A key advisor for the project was Jackson lecturer Nathaniel Raymond, a practitioner whose resume includes time as a humanitarian aid worker with Oxfam America, serving in the field in Ethiopia, Afghanistan, Sri Lanka, and the US Gulf Coast in the aftermath of Hurricane Katrina.

The platform is actually just one arm of the Yale Emergency Support-New Haven (Y.E.S.) project, formed to support the Elm City in its response to the pandemic. In early March, about 60 Y.E.S. volunteers divided into nine small teams to address areas of critical need identified by New Haven Mayor Justin Elicker. Their work included developing a platform to track personal protective equipment; drafting a plan to quarantine the city’s COVID-positive homeless; writing evidence-based policy memos on various topics; and offering guidance to local businesses, such as help with small business relief loan applications.

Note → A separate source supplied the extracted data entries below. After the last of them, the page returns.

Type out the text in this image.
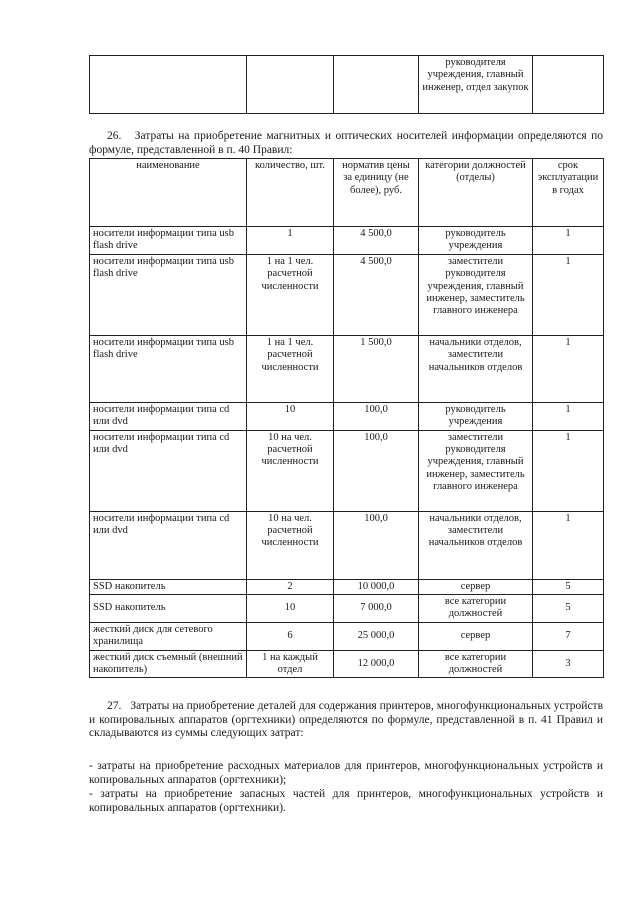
			руководителя учреждения, главный инженер, отдел закупок	
26. Затраты на приобретение магнитных и оптических носителей информации определяются по формуле, представленной в п. 40 Правил:
наименование	количество, шт.	норматив цены за единицу (не более), руб.	категории должностей (отделы)	срок эксплуатации в годах
носители информации типа usb flash drive	1	4 500,0	руководитель учреждения	1
носители информации типа usb flash drive	1 на 1 чел. расчетной численности	4 500,0	заместители руководителя учреждения, главный инженер, заместитель главного инженера	1
носители информации типа usb flash drive	1 на 1 чел. расчетной численности	1 500,0	начальники отделов, заместители начальников отделов	1
носители информации типа cd или dvd	10	100,0	руководитель учреждения	1
носители информации типа cd или dvd	10 на чел. расчетной численности	100,0	заместители руководителя учреждения, главный инженер, заместитель главного инженера	1
носители информации типа cd или dvd	10 на чел. расчетной численности	100,0	начальники отделов, заместители начальников отделов	1
SSD накопитель	2	10 000,0	сервер	5
SSD накопитель	10	7 000,0	все категории должностей	5
жесткий диск для сетевого хранилища	6	25 000,0	сервер	7
жесткий диск съемный (внешний накопитель)	1 на каждый отдел	12 000,0	все категории должностей	3
27. Затраты на приобретение деталей для содержания принтеров, многофункциональных устройств и копировальных аппаратов (оргтехники) определяются по формуле, представленной в п. 41 Правил и складываются из суммы следующих затрат:
- затраты на приобретение расходных материалов для принтеров, многофункциональных устройств и копировальных аппаратов (оргтехники);
- затраты на приобретение запасных частей для принтеров, многофункциональных устройств и копировальных аппаратов (оргтехники).
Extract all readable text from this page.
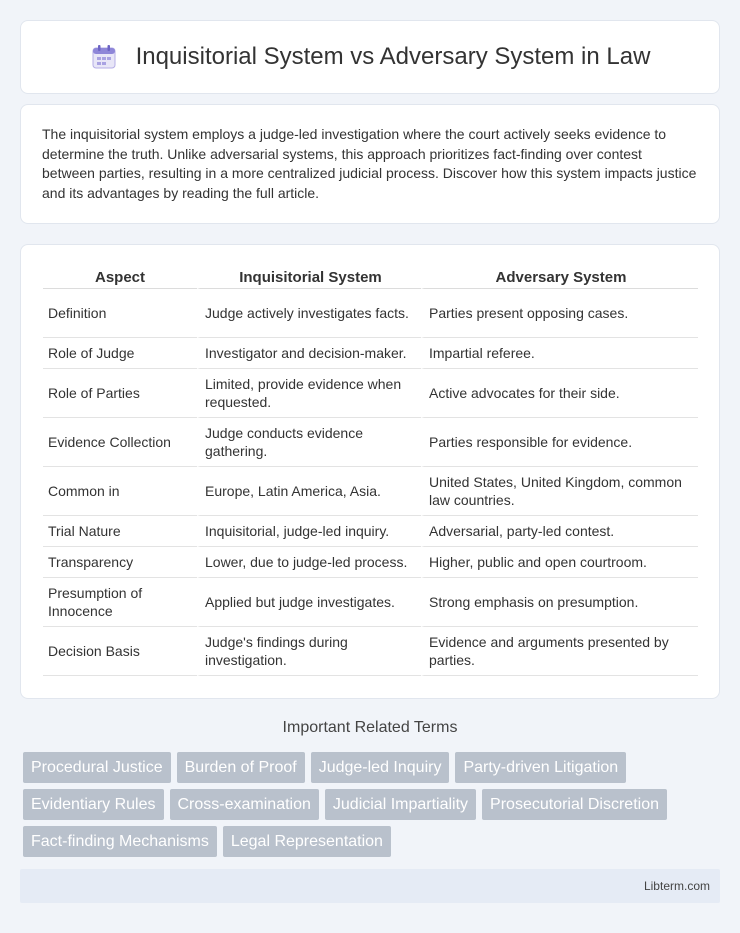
Inquisitorial System vs Adversary System in Law

The inquisitorial system employs a judge-led investigation where the court actively seeks evidence to determine the truth. Unlike adversarial systems, this approach prioritizes fact-finding over contest between parties, resulting in a more centralized judicial process. Discover how this system impacts justice and its advantages by reading the full article.

Aspect	Inquisitorial System	Adversary System
Definition	Judge actively investigates facts.	Parties present opposing cases.
Role of Judge	Investigator and decision-maker.	Impartial referee.
Role of Parties	Limited, provide evidence when requested.	Active advocates for their side.
Evidence Collection	Judge conducts evidence gathering.	Parties responsible for evidence.
Common in	Europe, Latin America, Asia.	United States, United Kingdom, common law countries.
Trial Nature	Inquisitorial, judge-led inquiry.	Adversarial, party-led contest.
Transparency	Lower, due to judge-led process.	Higher, public and open courtroom.
Presumption of Innocence	Applied but judge investigates.	Strong emphasis on presumption.
Decision Basis	Judge's findings during investigation.	Evidence and arguments presented by parties.
Important Related Terms
Procedural Justice	Burden of Proof	Judge-led Inquiry	Party-driven Litigation
Evidentiary Rules	Cross-examination	Judicial Impartiality	Prosecutorial Discretion
Fact-finding Mechanisms	Legal Representation
Libterm.com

The Jackson grad students involved in the Y.E.S. initiative, many of whom came to graduate school after serving in the military or in government and nonprofit roles involved with humanitarian assistance, offered “a Swiss Army knife of expertise” to the city during a “once-in-a-century crisis event” according to Raymond.

The students were fully integrated into the mayor’s emergency operations center, working closely with city officials in the massive pandemic response effort, which Raymond likened to “landing an airplane in distress.”

“It was an incredible hands-on learning moment,” Raymond said. “The students were extremely well-prepared. All of the sudden, theoretical ideas we discussed in class had very real-life implications,” said Raymond. “The students provided value at a moment of great need.”

“The pandemic is horrible, but it’s also opportunity for us to re-evaluate our relationship with the local community, and reshape it for years to come, beyond the current crisis,” Chan said.

The developers of the volunteer matching platform are actively working on expanding its reach to student volunteers beyond Yale, and hope that it will continue serving as a resource to the community long after the pandemic is over.